Car la France est impardonnable. Nos budgets ont été en déficit chaque année depuis 1974. En 2006, avant la crise, la dette publique représentait déjà 64 % du PIB. Tous les gouvernements qui se sont succédé depuis presque quarante ans ont superbement ignoré la notion de discipline budgétaire. Tous. Les déficits sont devenus une routine, une facilité pour dépenser plus que ce dont ils disposaient, et personne n'y a trouvé à redire. Ils sont tous coupables et nous, les électeurs, le sommes tout autant. Les marchés, par contre, n'y sont pour rien. La sagesse, dont nous allons avoir besoin dans les années qui viennent, doit commencer par un grand mea culpa national.
 
Au lieu de cela, nous allons assister à des accusations réciproques. La gauche va répéter que la dette a augmenté de 20 % du PIB depuis l'arrivée de Nicolas Sarkozy au pouvoir ? C'est exact, mais 2007 est aussi le début de la plus grave crise depuis les années 1930. S'il y a de bons déficits, ce sont ceux tolérés durant les années de crise, car ils servent à en atténuer la sévérité. On aurait pu se passer du Grand Emprunt. Comme toujours, les objectifs étaient nobles, mais ils auraient du être financés sans recours à l'emprunt. La droite va noter que la dette s'est accrue sous tous les gouvernements de gauche. Certes, il y a aussi eu de mauvaises passes sous les gouvernements de gauche, qui justifiaient elles aussi des déficits. Mais ces déficits auraient dû être temporaires, compensés par des surplus les bonnes années, ce qui ne s'est jamais produit.
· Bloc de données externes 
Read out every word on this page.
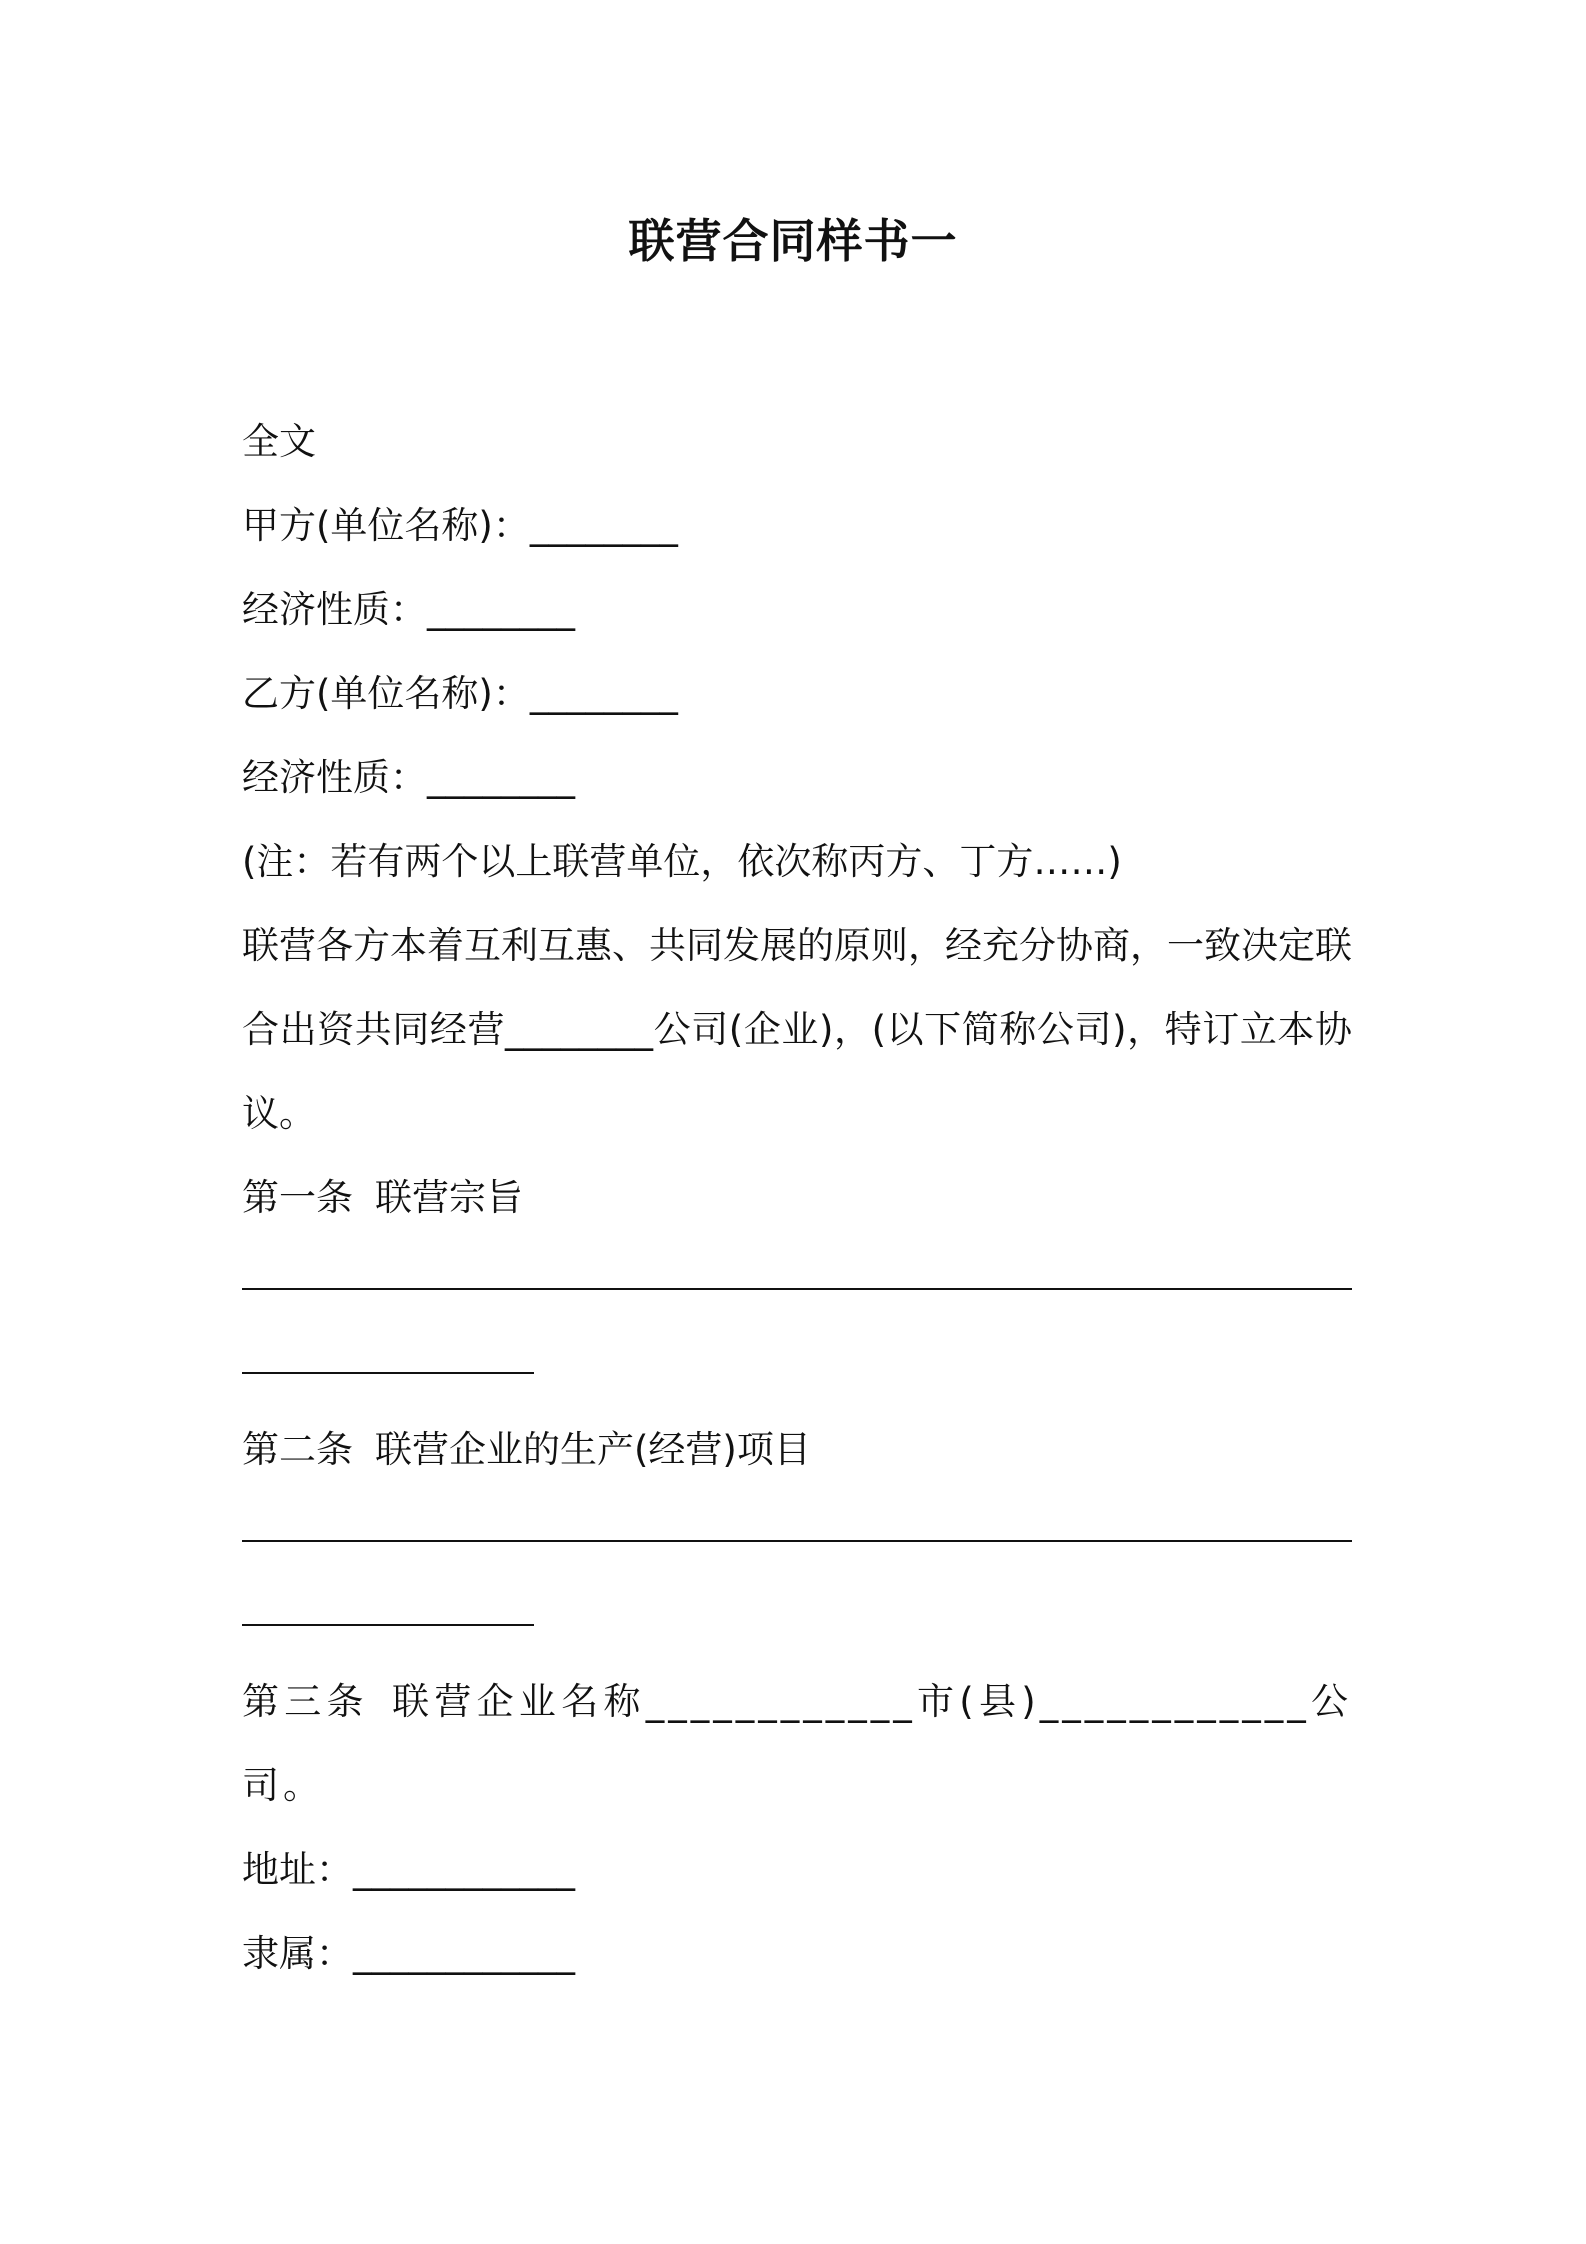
联营合同样书一
全文
甲方(单位名称)：________
经济性质：________
乙方(单位名称)：________
经济性质：________
(注：若有两个以上联营单位，依次称丙方、丁方……)
联营各方本着互利互惠、共同发展的原则，经充分协商，一致决定联合出资共同经营________公司(企业)，(以下简称公司)，特订立本协议。
第一条 联营宗旨
第二条 联营企业的生产(经营)项目
第三条 联营企业名称____________市(县)____________公司。
地址：____________
隶属：____________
Nous ne gagnerons rien à ces récriminations, c'est toute la classe politique qui s'est fourvoyée.
 
Ces erreurs répétées ne sont pas l'apanage de la France. La plupart des démocraties les ont commises, à un moment ou à un autre. Avant la crise, en 2006, les dettes publiques des pays de l'OCDE s'élevaient déjà à 74 % de leurs PIB. Partout on retrouve le même mécanisme. Chacun veut recevoir la manne de l'Etat, et chacun s'imagine que ce sont les autres qui paieront les impôts, mais personne ne veut payer plus d'impôts. Pour être élus, ou réélus, les gouvernements payent sans lever les impôts correspondants. Toutes ces dépenses sont présentées comme indispensables : santé, défense, éducation, justice, culture, aides aux démunis, transports. Rien que des bonnes causes auxquelles il serait politiquement suicidaire de s'opposer. C'est ainsi qu'aujourd'hui l'Etat dépense la moitié du PIB de la France. C'est ce qu'on appelle vivre au-dessus de ses moyens, et ça ne peut que mal se finir. Nous y sommes.
 
Est-il trop tard ? Probablement, mais pas nécessairement. Car, contrairement à une opinion bien ancrée, les marchés financiers ne fonctionnent pas à courte vue. Ils ne pensent pas que les Etats sont en faillite irrémédiable, un pays ne peut pas être vraiment en faillite. Par contre, ils se demandent si les Etats rembourseront leurs dettes, pas cette année ni l'année prochaine, mais dans dix ou vingt ans. Ils sont prêts à attendre, mais ils veulent des preuves solides que les budgets seront en surplus dans les années qui viennent, lorsque tout ira mieux. Ce sont les gouvernements qui sont coupables de courte vue, eux qui font des déficits chaque année parce que chaque année est spéciale et qu'on verra plus tard pour les surplus.
 
La seule chance, et elle est maigre, qui reste à la France d'échapper au couperet est de s'engager sur la voie de la vertu budgétaire. L'Allemagne l'a fait il y a deux ans en inscrivant dans sa Constitution non seulement le principe que le budget doit être en équilibre, mais une date butoir (2016) et un mécanisme clair, net et précis pour s'en assurer. De manière à préserver de la souplesse et éviter que la politique budgétaire ne soit contractionniste dans les mauvaises années, le mécanisme allemand comporte un compte qui enregistre les déficits et les surplus. Lorsque le compte est déficitaire, le gouvernement est tenu de combler le trou en quelques années. Plus l'Etat accumule de surplus, plus il a de marge de manoeuvre pour les mauvaises années.
 
La commission Camdessus, dont j'ai fait partie, a été chargée l'an passé par le président de la République de proposer d'inscrire l'équilibre budgétaire dans la Constitution (la règle d'or). A la quasi-unanimité, elle a rejeté la règle allemande, parce que "nous ne sommes pas des Allemands", comme si la discipline budgétaire était une affaire de culture nationale.
 
Politiques et hauts fonctionnaires ont préféré une usine à gaz non contraignante, sans objectif précis, et sans date butoir. Apparemment, même cette règle flasque ne convient pas à la gauche, parce qu'elle veut avoir les mains libres si elle devait arriver au pouvoir en 2012. La droite n'est pas plus vertueuse. Visiblement, députés et sénateurs veulent aussi se garder d'être enfermés dans une règle vertueuse, sans doute parce que la vertu implique d'arrêter de se voter chaque année l'autorisation de distribuer des cadeaux impayés. Les marchés ont bien raison de s'inquiéter.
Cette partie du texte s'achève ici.